Jan 10, 2026
Karl Ove Knausgaard cannot stop fucking writing. And if you’re like me and not, say, a Barnes & Noble employee stuck with the Sisyphean task of finding shelf space for all of his everexpanding works, that’s a good thing. Because I cannot stop fucking reading him. I almost wouldn’t call it reading, it’s devouring in the truest Saturnian sense of the word. I pillage the books he writes. They’re nourishment for me. He could write a phone book and I would scan every dotted line, read every ad, Google image every obliquely referenced painting that I’m sure he would find a way to fit in. He makes me feel legitimate existential woe just about once a page when I realize that I likely won’t remember a given sentence that he’s used to beautifully convey something about the human spirit. So when I saw that the first thing he published after his exegetic magnum opus, My Struggle, was a collection of essays I dutifully and willfully picked up In the Land of the Cyclops the second I saw it on a bookstore shelf.

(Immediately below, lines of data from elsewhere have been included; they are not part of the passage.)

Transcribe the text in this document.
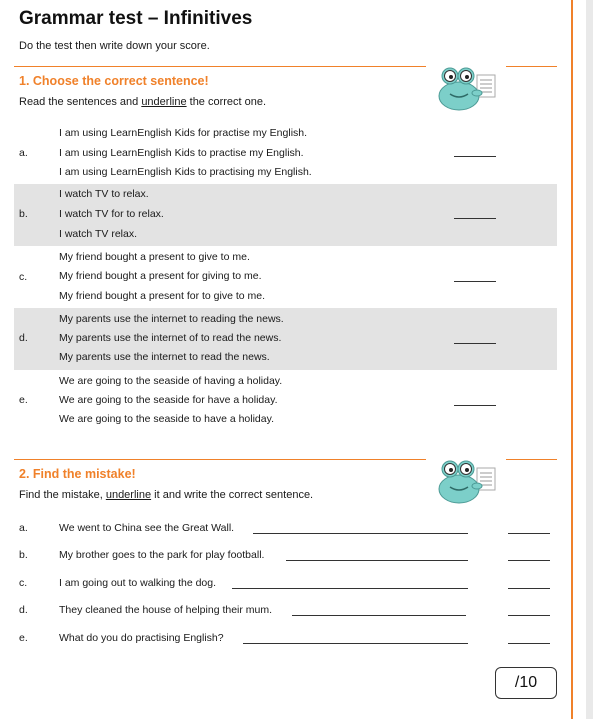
Grammar test – Infinitives
Do the test then write down your score.
1. Choose the correct sentence!
Read the sentences and underline the correct one.
a.
I am using LearnEnglish Kids for practise my English.
I am using LearnEnglish Kids to practise my English.
I am using LearnEnglish Kids to practising my English.
b.
I watch TV to relax.
I watch TV for to relax.
I watch TV relax.
c.
My friend bought a present to give to me.
My friend bought a present for giving to me.
My friend bought a present for to give to me.
d.
My parents use the internet to reading the news.
My parents use the internet of to read the news.
My parents use the internet to read the news.
e.
We are going to the seaside of having a holiday.
We are going to the seaside for have a holiday.
We are going to the seaside to have a holiday.
2. Find the mistake!
Find the mistake, underline it and write the correct sentence.
a.	We went to China see the Great Wall.
b.	My brother goes to the park for play football.
c.	I am going out to walking the dog.
d.	They cleaned the house of helping their mum.
e.	What do you do practising English?
/10
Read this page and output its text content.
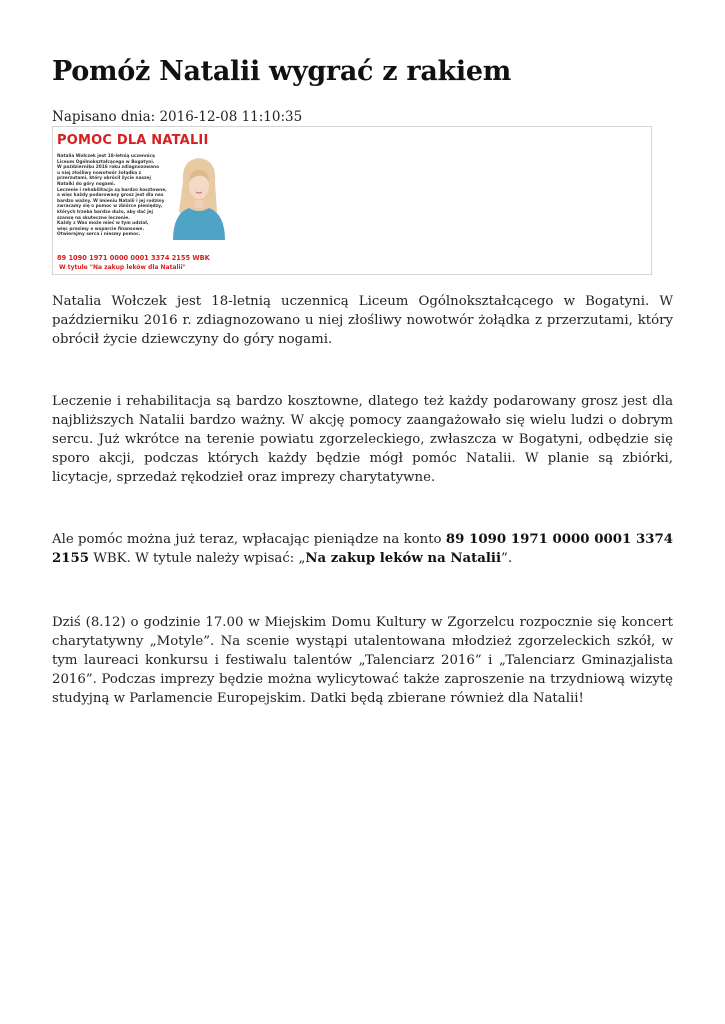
Pomóż Natalii wygrać z rakiem
Napisano dnia: 2016-12-08 11:10:35
POMOC DLA NATALII
Natalia Wołczek jest 18-letnią uczennicą
Liceum Ogólnokształcącego w Bogatyni.
W październiku 2016 roku zdiagnozowano
u niej złośliwy nowotwór żołądka z
przerzutami, który obrócił życie naszej
Natalki do góry nogami.
Leczenie i rehabilitacja są bardzo kosztowne,
a więc każdy podarowany grosz jest dla nas
bardzo ważny. W imieniu Natalii i jej rodziny
zwracamy się o pomoc w zbiórce pieniędzy,
których trzeba bardzo dużo, aby dać jej
szansę na skuteczne leczenie.
Każdy z Was może mieć w tym udział,
więc prosimy o wsparcie finansowe.
Otwierajmy serca i niesmy pomoc.
89 1090 1971 0000 0001 3374 2155 WBK
W tytule "Na zakup leków dla Natalii"

Natalia Wołczek jest 18-letnią uczennicą Liceum Ogólnokształcącego w Bogatyni. W październiku 2016 r. zdiagnozowano u niej złośliwy nowotwór żołądka z przerzutami, który obrócił życie dziewczyny do góry nogami.

Leczenie i rehabilitacja są bardzo kosztowne, dlatego też każdy podarowany grosz jest dla najbliższych Natalii bardzo ważny. W akcję pomocy zaangażowało się wielu ludzi o dobrym sercu. Już wkrótce na terenie powiatu zgorzeleckiego, zwłaszcza w Bogatyni, odbędzie się sporo akcji, podczas których każdy będzie mógł pomóc Natalii. W planie są zbiórki, licytacje, sprzedaż rękodzieł oraz imprezy charytatywne.

Ale pomóc można już teraz, wpłacając pieniądze na konto 89 1090 1971 0000 0001 3374 2155 WBK. W tytule należy wpisać: „Na zakup leków na Natalii”.

Dziś (8.12) o godzinie 17.00 w Miejskim Domu Kultury w Zgorzelcu rozpocznie się koncert charytatywny „Motyle”. Na scenie wystąpi utalentowana młodzież zgorzeleckich szkół, w tym laureaci konkursu i festiwalu talentów „Talenciarz 2016” i „Talenciarz Gminazjalista 2016”. Podczas imprezy będzie można wylicytować także zaproszenie na trzydniową wizytę studyjną w Parlamencie Europejskim. Datki będą zbierane również dla Natalii!
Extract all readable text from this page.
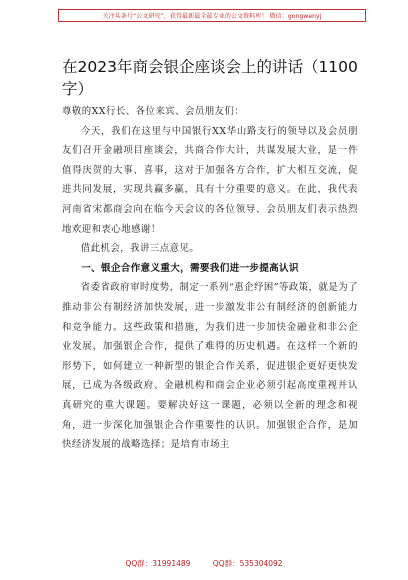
关注头条号“公文研究”，获得最新最全最专业的公文资料库！ 微信：gongwenyj
在2023年商会银企座谈会上的讲话（1100字）

尊敬的XX行长、各位来宾、会员朋友们：

今天，我们在这里与中国银行XX华山路支行的领导以及会员朋友们召开金融项目座谈会，共商合作大计，共谋发展大业，是一件值得庆贺的大事、喜事，这对于加强各方合作，扩大相互交流，促进共同发展，实现共赢多赢，具有十分重要的意义。在此，我代表河南省宋都商会向在临今天会议的各位领导、会员朋友们表示热烈地欢迎和衷心地感谢！

借此机会，我讲三点意见。

一、银企合作意义重大，需要我们进一步提高认识

省委省政府审时度势，制定一系列“惠企纾困”等政策，就是为了推动非公有制经济加快发展，进一步激发非公有制经济的创新能力和竞争能力。这些政策和措施，为我们进一步加快金融业和非公企业发展，加强银企合作，提供了难得的历史机遇。在这样一个新的形势下，如何建立一种新型的银企合作关系，促进银企更好更快发展，已成为各级政府、金融机构和商会企业必须引起高度重视并认真研究的重大课题。要解决好这一课题，必须以全新的理念和视角，进一步深化加强银企合作重要性的认识。加强银企合作，是加快经济发展的战略选择；是培育市场主

QQ群：31991489	QQ群：535304092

What does one write about after writing about…everything? And My Struggle, as much as any truly great book after oh I don’t know 1917 give or take, is about everything. He pours himself into print for us to see every nook, crease, and fold of his brain. So then there should be nothing left for him to write about. He’s kind of covered it all, the whole human experience is contained within My Struggle. But obviously a man who wrote a 5,000 page modernist autobiography can’t just not write about anything. So he tries instead to see if he can write about nothing.
In the Land of the Cyclops is bookended by two essays that are about trying to capture the world without us in our art. You could call this the anti-Expressionist experiment. Where Monet and Van Gogh and Manet and maybe Munch tried to use images of the world to show us what it feels like to experience the world, more modern attempts to trap reality into our world of images have attempted to fully remove the human from the depiction of the world. To see if indeed it’s even possible to do so.
August Strindberg pointed a camera in a field toward the sky in the nineteenth century. Stephen Gill stuck a trail cam on a fence post in Österlen in the late 2010’s. Two apparatuses in the same century-spanning experiment: can we capture the world without being captured or even being there to do the capturing? But then, don’t we fail to not be there the second we view the art? Is it possible to observe art and not become the art? We’ve always been the stick figures chasing down the late Pleistocene megafauna, scrawled in ochre dust and sealed off from the world. And now after 300,000 years when we unseal the cave we become them all over again in new and strange pixelated depictions.
So there, says Karl Ove. Not only can he not stop creating art about himself but the second he or anyone else would start to create art with the goal of ignoring himself and by extension the rest of us, he would inevitably end up sketching a silhouette of himself. Just like everyone else has before him. It turns out that every piece of art is a narcissistic one so Knausgaard figures he might as well juxtapose essays about art and Flaubert and photography and the publishing world with anecdotes about depression and his personal interactions with Dante’s fiction and the way that it feels to be a kid watching a disappointed parent walk out of the room while hearing the birds sing outside on the driveway. Because when we are there to hear them, the magpies sing a song of awareness.